Inverse computation of local fiber orientations using digital image correlation and differentiable finite element computations
Topic(s) :Special Sessions
Co-authors :
Nils MEYER (GERMANY), Stefan PANZER (GERMANY)
Abstract :
Injection molding and compression molding are cost-effective processes for manufacturing discontinuous fiber reinforced polymer composite parts with complex geometries. The resulting properties of such parts depend on local fiber orientations which can be either computed with process simulations [1], determined experimentally via X-ray micro computed tomography [2], or image analysis of micrographs [3]. However, process simulations are time consuming, require extensive calibration of material models and feature inaccuracies due to modeling assumptions.
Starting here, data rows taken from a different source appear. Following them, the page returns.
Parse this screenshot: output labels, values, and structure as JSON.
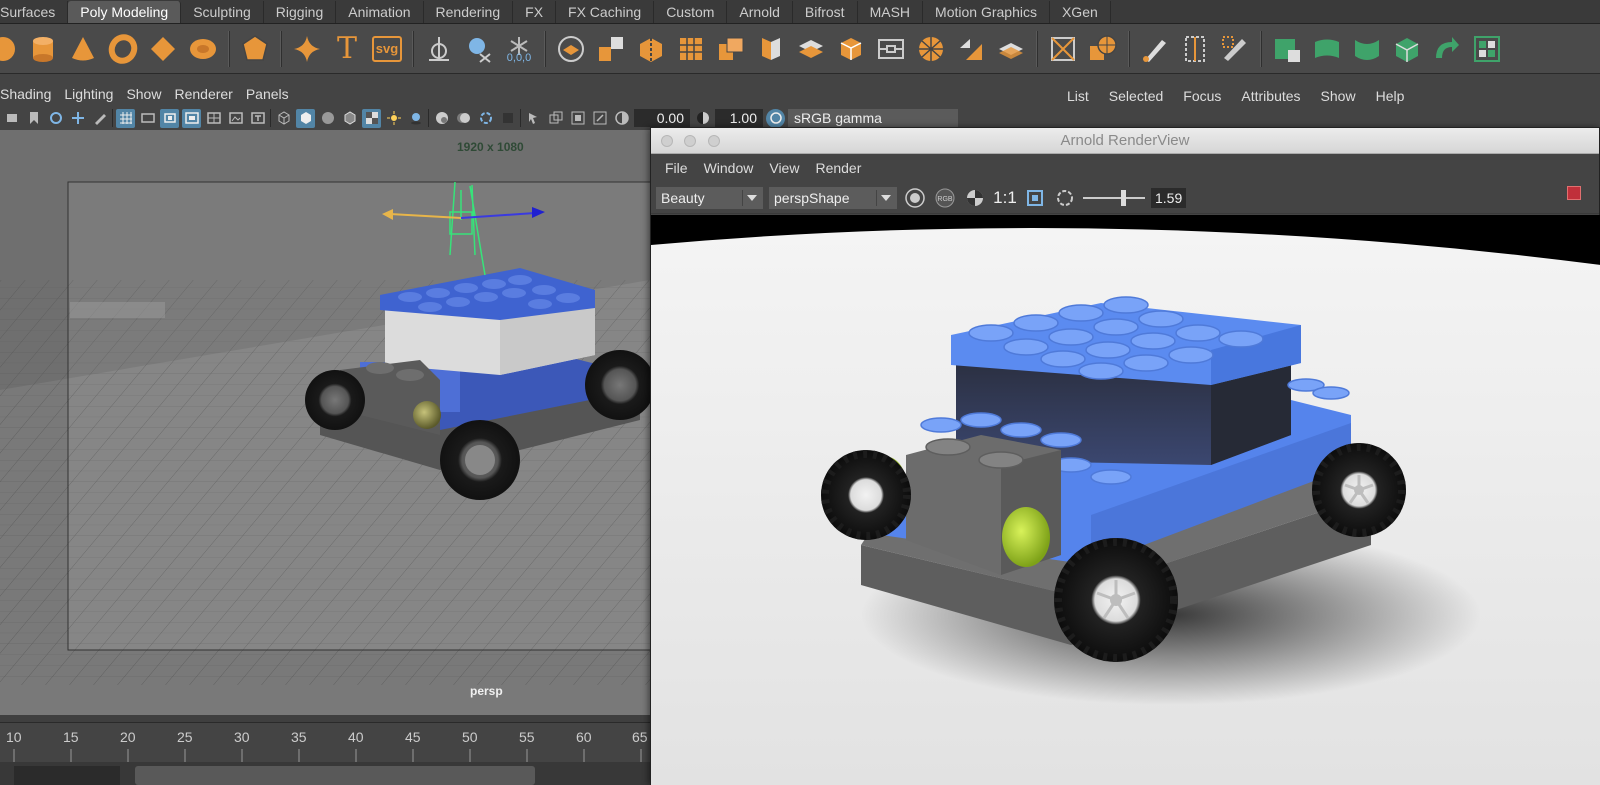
{
  "shelf_tabs": [
    {
      "label": "Surfaces",
      "active": false
    },
    {
      "label": "Poly Modeling",
      "active": true
    },
    {
      "label": "Sculpting",
      "active": false
    },
    {
      "label": "Rigging",
      "active": false
    },
    {
      "label": "Animation",
      "active": false
    },
    {
      "label": "Rendering",
      "active": false
    },
    {
      "label": "FX",
      "active": false
    },
    {
      "label": "FX Caching",
      "active": false
    },
    {
      "label": "Custom",
      "active": false
    },
    {
      "label": "Arnold",
      "active": false
    },
    {
      "label": "Bifrost",
      "active": false
    },
    {
      "label": "MASH",
      "active": false
    },
    {
      "label": "Motion Graphics",
      "active": false
    },
    {
      "label": "XGen",
      "active": false
    }
  ],
  "shelf_text": {
    "type_tool": "T",
    "svg_tool": "svg",
    "origin_label": "0,0,0"
  },
  "viewport_panel": {
    "menu": [
      "Shading",
      "Lighting",
      "Show",
      "Renderer",
      "Panels"
    ],
    "exposure_value": "0.00",
    "gamma_value": "1.00",
    "color_space": "sRGB gamma",
    "resolution_gate": "1920 x 1080",
    "camera_name": "persp"
  },
  "right_panel_menu": [
    "List",
    "Selected",
    "Focus",
    "Attributes",
    "Show",
    "Help"
  ],
  "timeline": {
    "ticks": [
      "10",
      "15",
      "20",
      "25",
      "30",
      "35",
      "40",
      "45",
      "50",
      "55",
      "60",
      "65"
    ]
  },
  "render_view": {
    "title": "Arnold RenderView",
    "menu": [
      "File",
      "Window",
      "View",
      "Render"
    ],
    "aov": "Beauty",
    "camera": "perspShape",
    "zoom_ratio": "1:1",
    "exposure_value": "1.59",
    "rgb_icon_label": "RGB"
  },
  "colors": {
    "accent_orange": "#e7963a",
    "brick_blue": "#4f7ce0",
    "render_floor": "#efefef",
    "viewport_bg": "#7f7f7f",
    "selected_blue": "#5285a6"
  }
}
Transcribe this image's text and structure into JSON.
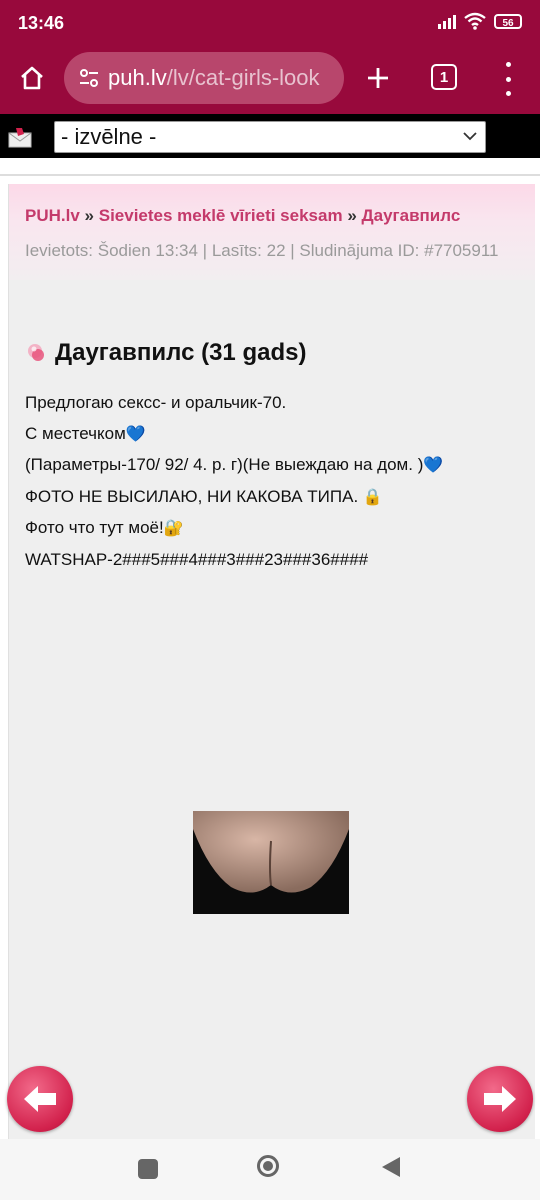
{
  "status_bar": {
    "time": "13:46",
    "battery": "56"
  },
  "browser": {
    "url_host": "puh.lv",
    "url_path": "/lv/cat-girls-look",
    "tab_count": "1"
  },
  "site_nav": {
    "select_value": "- izvēlne -"
  },
  "breadcrumb": {
    "home": "PUH.lv",
    "separator": "»",
    "category": "Sievietes meklē vīrieti seksam",
    "city": "Даугавпилс"
  },
  "meta": {
    "line": "Ievietots: Šodien 13:34 | Lasīts: 22 | Sludinājuma ID: #7705911"
  },
  "ad": {
    "title": "Даугавпилс (31 gads)",
    "lines": [
      "Предлогаю сексс- и оральчик-70.",
      "С местечком",
      "(Параметры-170/ 92/ 4. р. г)(Не выеждаю на дом. )",
      "ФОТО НЕ ВЫСИЛАЮ, НИ КАКОВА ТИПА.",
      "Фото что тут моё!",
      "WATSHAP-2###5###4###3###23###36####"
    ],
    "emojis": {
      "heart": "💙",
      "lock": "🔒",
      "lock_key": "🔐"
    }
  },
  "colors": {
    "brand": "#98093c",
    "link": "#c43a6b",
    "arrow_button": "#d2214c"
  },
  "icons": {
    "home": "home-icon",
    "site_info": "tune-icon",
    "new_tab": "plus-icon",
    "menu": "more-vert-icon",
    "prev": "arrow-left-icon",
    "next": "arrow-right-icon"
  }
}
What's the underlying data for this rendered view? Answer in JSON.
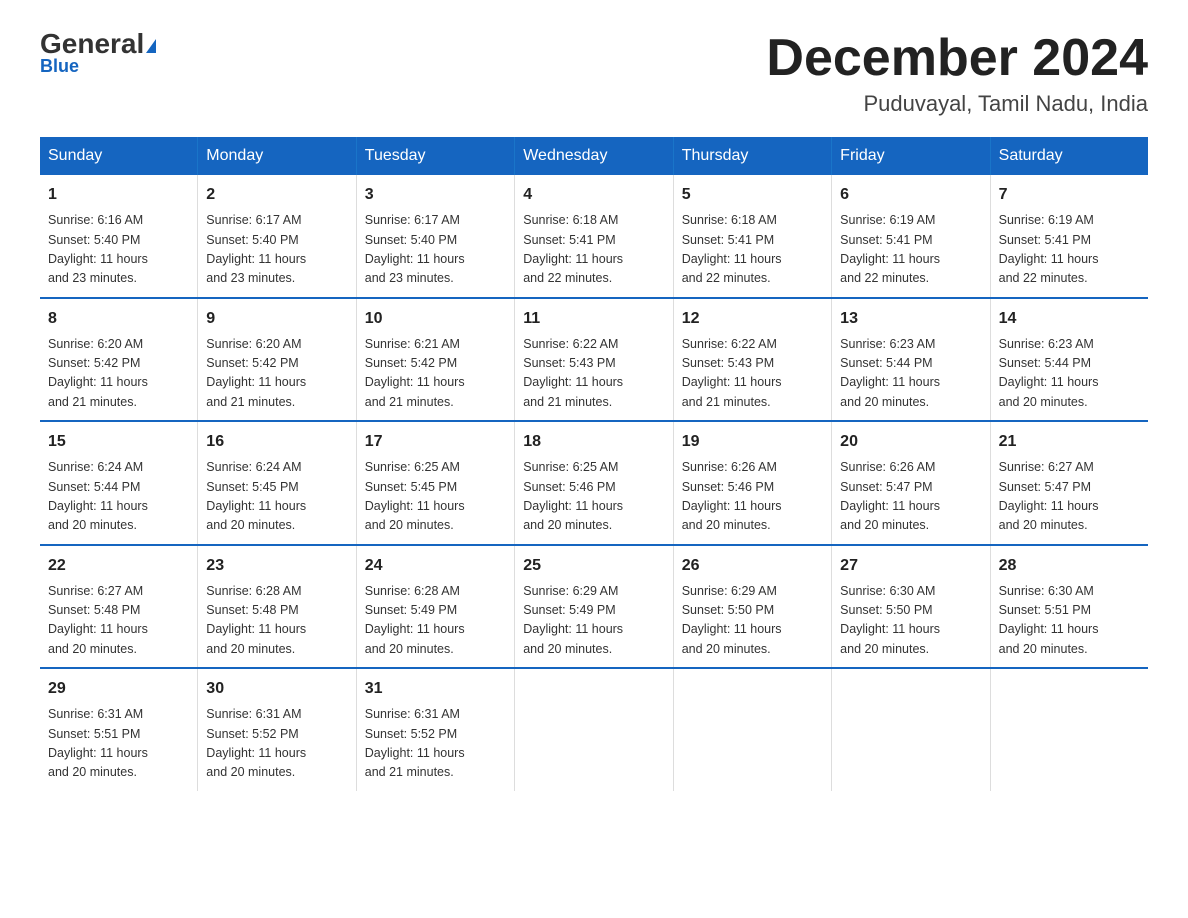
{
  "logo": {
    "name": "General",
    "name2": "Blue"
  },
  "title": "December 2024",
  "subtitle": "Puduvayal, Tamil Nadu, India",
  "days_of_week": [
    "Sunday",
    "Monday",
    "Tuesday",
    "Wednesday",
    "Thursday",
    "Friday",
    "Saturday"
  ],
  "weeks": [
    [
      {
        "day": "1",
        "info": "Sunrise: 6:16 AM\nSunset: 5:40 PM\nDaylight: 11 hours\nand 23 minutes."
      },
      {
        "day": "2",
        "info": "Sunrise: 6:17 AM\nSunset: 5:40 PM\nDaylight: 11 hours\nand 23 minutes."
      },
      {
        "day": "3",
        "info": "Sunrise: 6:17 AM\nSunset: 5:40 PM\nDaylight: 11 hours\nand 23 minutes."
      },
      {
        "day": "4",
        "info": "Sunrise: 6:18 AM\nSunset: 5:41 PM\nDaylight: 11 hours\nand 22 minutes."
      },
      {
        "day": "5",
        "info": "Sunrise: 6:18 AM\nSunset: 5:41 PM\nDaylight: 11 hours\nand 22 minutes."
      },
      {
        "day": "6",
        "info": "Sunrise: 6:19 AM\nSunset: 5:41 PM\nDaylight: 11 hours\nand 22 minutes."
      },
      {
        "day": "7",
        "info": "Sunrise: 6:19 AM\nSunset: 5:41 PM\nDaylight: 11 hours\nand 22 minutes."
      }
    ],
    [
      {
        "day": "8",
        "info": "Sunrise: 6:20 AM\nSunset: 5:42 PM\nDaylight: 11 hours\nand 21 minutes."
      },
      {
        "day": "9",
        "info": "Sunrise: 6:20 AM\nSunset: 5:42 PM\nDaylight: 11 hours\nand 21 minutes."
      },
      {
        "day": "10",
        "info": "Sunrise: 6:21 AM\nSunset: 5:42 PM\nDaylight: 11 hours\nand 21 minutes."
      },
      {
        "day": "11",
        "info": "Sunrise: 6:22 AM\nSunset: 5:43 PM\nDaylight: 11 hours\nand 21 minutes."
      },
      {
        "day": "12",
        "info": "Sunrise: 6:22 AM\nSunset: 5:43 PM\nDaylight: 11 hours\nand 21 minutes."
      },
      {
        "day": "13",
        "info": "Sunrise: 6:23 AM\nSunset: 5:44 PM\nDaylight: 11 hours\nand 20 minutes."
      },
      {
        "day": "14",
        "info": "Sunrise: 6:23 AM\nSunset: 5:44 PM\nDaylight: 11 hours\nand 20 minutes."
      }
    ],
    [
      {
        "day": "15",
        "info": "Sunrise: 6:24 AM\nSunset: 5:44 PM\nDaylight: 11 hours\nand 20 minutes."
      },
      {
        "day": "16",
        "info": "Sunrise: 6:24 AM\nSunset: 5:45 PM\nDaylight: 11 hours\nand 20 minutes."
      },
      {
        "day": "17",
        "info": "Sunrise: 6:25 AM\nSunset: 5:45 PM\nDaylight: 11 hours\nand 20 minutes."
      },
      {
        "day": "18",
        "info": "Sunrise: 6:25 AM\nSunset: 5:46 PM\nDaylight: 11 hours\nand 20 minutes."
      },
      {
        "day": "19",
        "info": "Sunrise: 6:26 AM\nSunset: 5:46 PM\nDaylight: 11 hours\nand 20 minutes."
      },
      {
        "day": "20",
        "info": "Sunrise: 6:26 AM\nSunset: 5:47 PM\nDaylight: 11 hours\nand 20 minutes."
      },
      {
        "day": "21",
        "info": "Sunrise: 6:27 AM\nSunset: 5:47 PM\nDaylight: 11 hours\nand 20 minutes."
      }
    ],
    [
      {
        "day": "22",
        "info": "Sunrise: 6:27 AM\nSunset: 5:48 PM\nDaylight: 11 hours\nand 20 minutes."
      },
      {
        "day": "23",
        "info": "Sunrise: 6:28 AM\nSunset: 5:48 PM\nDaylight: 11 hours\nand 20 minutes."
      },
      {
        "day": "24",
        "info": "Sunrise: 6:28 AM\nSunset: 5:49 PM\nDaylight: 11 hours\nand 20 minutes."
      },
      {
        "day": "25",
        "info": "Sunrise: 6:29 AM\nSunset: 5:49 PM\nDaylight: 11 hours\nand 20 minutes."
      },
      {
        "day": "26",
        "info": "Sunrise: 6:29 AM\nSunset: 5:50 PM\nDaylight: 11 hours\nand 20 minutes."
      },
      {
        "day": "27",
        "info": "Sunrise: 6:30 AM\nSunset: 5:50 PM\nDaylight: 11 hours\nand 20 minutes."
      },
      {
        "day": "28",
        "info": "Sunrise: 6:30 AM\nSunset: 5:51 PM\nDaylight: 11 hours\nand 20 minutes."
      }
    ],
    [
      {
        "day": "29",
        "info": "Sunrise: 6:31 AM\nSunset: 5:51 PM\nDaylight: 11 hours\nand 20 minutes."
      },
      {
        "day": "30",
        "info": "Sunrise: 6:31 AM\nSunset: 5:52 PM\nDaylight: 11 hours\nand 20 minutes."
      },
      {
        "day": "31",
        "info": "Sunrise: 6:31 AM\nSunset: 5:52 PM\nDaylight: 11 hours\nand 21 minutes."
      },
      {
        "day": "",
        "info": ""
      },
      {
        "day": "",
        "info": ""
      },
      {
        "day": "",
        "info": ""
      },
      {
        "day": "",
        "info": ""
      }
    ]
  ]
}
Micro computed tomography scans are also time consuming, require expensive equipment and are difficult to perform if the phase contrast is low, e.g. in carbon fiber polymer composites. Image analysis of micrographs requires labor-intensive (destructive) specimen preparation, uses assumptions about the cross section of fibers and is limited to two-dimensional images. Therefore, our approach attempts to solve the inverse problem: Given the deformation field of a part measured via digital image correlation (DIC), we determine the local orientations leading to that deformation. We model the structural deformation of the part with a differentiable finite element solver [4] and mean field homogenization. Subsequently, we compute the error to the DIC measurement and minimize that error with respect to the input orientations. The gradients for optimization of the finite element model are computed efficiently using automatic differentiation with PyTorch through the entire model. The method is validated and discussed using different tensile specimens, but it can be extended to arbitrary parts with defined load cases and available DIC data.